When it comes to environmental concerns, the main focus is the effects of oil sands development on global warming. Extracting the bitumen from the ground emits about 15% more greenhouse gas emissions than the production process for a barrel of crude oil in the United States. James E. Hansen, NASA climate scientist and activist, said “if all the oil was extracted from the oil sands it would be game over when it comes to stabilizing the climate”. Industries in Canada are supportive of the pipeline and want to increase the oil production from the tar sands, but environmentalists have an issue with that goal. In a recent report, Reality Check: Air Pollution and the Tar Sands, environmentalists have determined that if the production of tar sands triples, which is what the industries want “it would mean a 230% increase in nitrogen oxides pollution, a 160% increase in sulphur dioxide emissions and a 190% increase in particulate matter”.

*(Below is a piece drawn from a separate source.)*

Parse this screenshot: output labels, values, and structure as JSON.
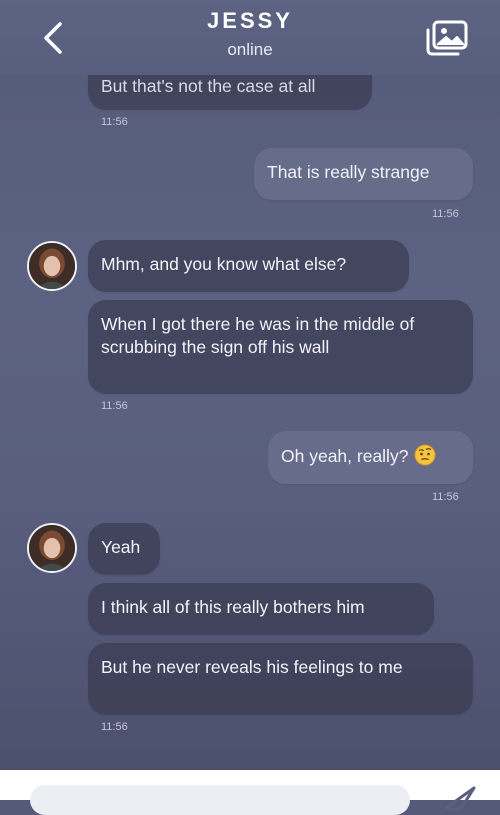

The Keystone XL pipeline also runs through multiple states throughout the U.S. and some residents are concerned about the danger of oil spills. For example, on January 17th, 2015, there was a massive oil spill, 50,000 gallons of crude oil, into the Yellowstone River.
What many news outlets failed to mention during this horrible event is that the Keystone XL pipeline would be build relatively close to this pipeline that spilled, but more importantly a spill from the Keystone XL in this area would be much worse. One specific example of a possible spill is in the Ogallala Aquifer, a fresh water reserve that spans eight midwestern states – Colorado, Kansas, Nebraska, New Mexico, Oklahoma, South Dakota, Texas and Wyoming. The Ogallala Aquifer provides fresh drinking water for two million United States residents and supports $20 million of agriculture. An oil spill from the Keystone XL pipeline in the region of the aquifer would be detrimental to millions of people in addition to the United States agricultural economy.
Overall it is unclear whether or not the Keystone XL Pipeline will be approved in the near future, or at all. It is still a pressing issue that many prospective presidential candidates are being questioned on. So we may need to wait until the 2016 Presidential Election in order to see what the outcome for the pipeline is.